Updated
Rental deposits in South Africa: what the Rental Housing Act expects
Under South Africa’s Rental Housing Act, a landlord who takes a deposit should invest it in an interest-bearing account for the tenant’s benefit. Housely surfaces deposit amounts on listings so both parties can agree numbers early—before paying via PayFast or manual EFT—and reduce disputes at move-out.
Why deposits matter on Housely
Listings show monthly rent and deposit in ZAR so renters can judge affordability before they swipe. After a match, parties can discuss payment timing in chat. MVP payments may use PayFast for deposits or a clear “mark as paid” flow for manual EFT—never card details stored on Housely.
Interest-bearing account rule (plain language)
If a landlord requires a deposit, the Act expects that money to earn interest for the tenant while held. Interest arrangements and repayment timelines should be written into the lease. Commoditised “tips” pages often skip this detail; for SA rentals it is a core compliance signal.
Tenants should ask where the deposit will be held and how interest is calculated.

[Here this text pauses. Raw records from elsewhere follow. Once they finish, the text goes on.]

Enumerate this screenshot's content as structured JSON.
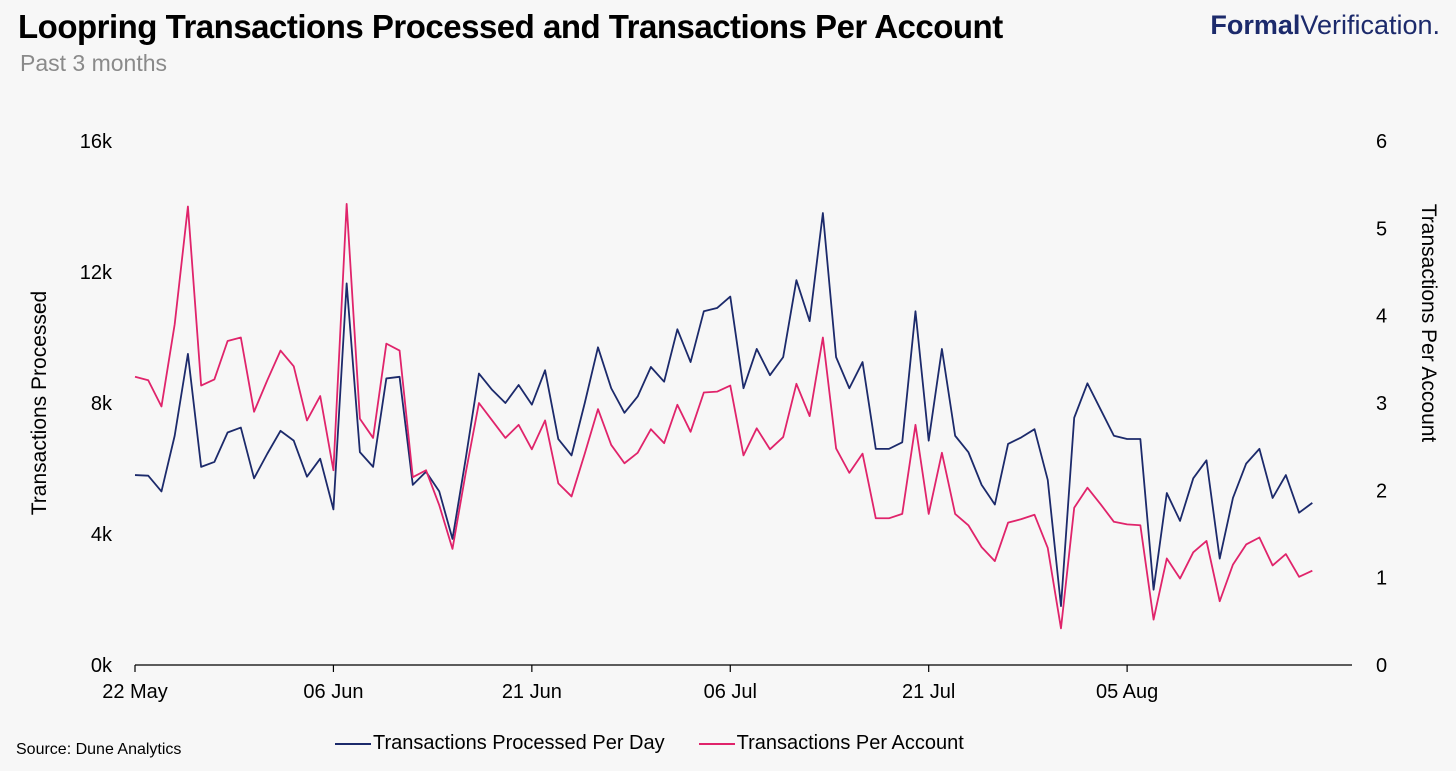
{
  "header": {
    "title": "Loopring Transactions Processed and Transactions Per Account",
    "subtitle": "Past 3 months",
    "brand_bold": "Formal",
    "brand_regular": "Verification."
  },
  "footer": {
    "source": "Source: Dune Analytics"
  },
  "colors": {
    "navy": "#1c2a6b",
    "pink": "#e0246b"
  },
  "chart_data": {
    "type": "line",
    "title": "Loopring Transactions Processed and Transactions Per Account",
    "subtitle": "Past 3 months",
    "x_tick_labels": [
      "22 May",
      "06 Jun",
      "21 Jun",
      "06 Jul",
      "21 Jul",
      "05 Aug"
    ],
    "x_tick_dates": [
      "2022-05-22",
      "2022-06-06",
      "2022-06-21",
      "2022-07-06",
      "2022-07-21",
      "2022-08-05"
    ],
    "x_start": "2022-05-22",
    "x_end": "2022-08-22",
    "y_left": {
      "label": "Transactions Processed",
      "min": 0,
      "max": 16000,
      "ticks": [
        0,
        4000,
        8000,
        12000,
        16000
      ],
      "tick_labels": [
        "0k",
        "4k",
        "8k",
        "12k",
        "16k"
      ]
    },
    "y_right": {
      "label": "Transactions Per Account",
      "min": 0,
      "max": 6,
      "ticks": [
        0,
        1,
        2,
        3,
        4,
        5,
        6
      ],
      "tick_labels": [
        "0",
        "1",
        "2",
        "3",
        "4",
        "5",
        "6"
      ]
    },
    "legend_position": "bottom",
    "grid": false,
    "series": [
      {
        "name": "Transactions Processed Per Day",
        "axis": "left",
        "color": "#1c2a6b",
        "values": [
          5800,
          5780,
          5300,
          7000,
          9500,
          6050,
          6200,
          7100,
          7250,
          5700,
          6450,
          7150,
          6850,
          5750,
          6300,
          4750,
          11650,
          6500,
          6050,
          8750,
          8800,
          5500,
          5900,
          5300,
          3850,
          6300,
          8900,
          8400,
          8000,
          8550,
          7950,
          9000,
          6900,
          6400,
          8000,
          9700,
          8450,
          7700,
          8200,
          9100,
          8650,
          10250,
          9250,
          10800,
          10900,
          11250,
          8450,
          9650,
          8850,
          9400,
          11750,
          10500,
          13800,
          9400,
          8450,
          9250,
          6600,
          6600,
          6800,
          10800,
          6850,
          9650,
          7000,
          6500,
          5500,
          4900,
          6750,
          6950,
          7200,
          5650,
          1800,
          7550,
          8600,
          7800,
          7000,
          6900,
          6900,
          2300,
          5250,
          4400,
          5700,
          6250,
          3250,
          5100,
          6150,
          6600,
          5100,
          5800,
          4650,
          4950
        ]
      },
      {
        "name": "Transactions Per Account",
        "axis": "right",
        "color": "#e0246b",
        "values": [
          3.3,
          3.26,
          2.96,
          3.9,
          5.25,
          3.2,
          3.27,
          3.71,
          3.75,
          2.9,
          3.26,
          3.6,
          3.42,
          2.8,
          3.08,
          2.23,
          5.28,
          2.82,
          2.6,
          3.68,
          3.6,
          2.15,
          2.23,
          1.83,
          1.33,
          2.2,
          3.0,
          2.8,
          2.6,
          2.75,
          2.47,
          2.8,
          2.08,
          1.93,
          2.42,
          2.93,
          2.52,
          2.31,
          2.43,
          2.7,
          2.54,
          2.98,
          2.67,
          3.12,
          3.13,
          3.2,
          2.4,
          2.71,
          2.47,
          2.61,
          3.22,
          2.85,
          3.75,
          2.48,
          2.2,
          2.42,
          1.68,
          1.68,
          1.73,
          2.75,
          1.73,
          2.43,
          1.73,
          1.6,
          1.35,
          1.19,
          1.63,
          1.67,
          1.72,
          1.34,
          0.42,
          1.8,
          2.03,
          1.84,
          1.64,
          1.61,
          1.6,
          0.52,
          1.22,
          0.99,
          1.29,
          1.42,
          0.73,
          1.15,
          1.38,
          1.46,
          1.14,
          1.27,
          1.01,
          1.08
        ]
      }
    ]
  }
}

Landlords should be ready to document the institution or attorney trust account used.
What to confirm before you pay
- Deposit amount matches the listing and draft lease
- Payment destination matches a verified landlord / agent mandate
- Inspection report plan for move-in and move-out
- Dispute route (including Rental Housing Tribunal) is understood
Disclaimer
This guide is educational product context for Housely users, not legal advice. Lease language should follow CPA-fair terms and Rental Housing Act requirements; have a qualified attorney review unusual clauses.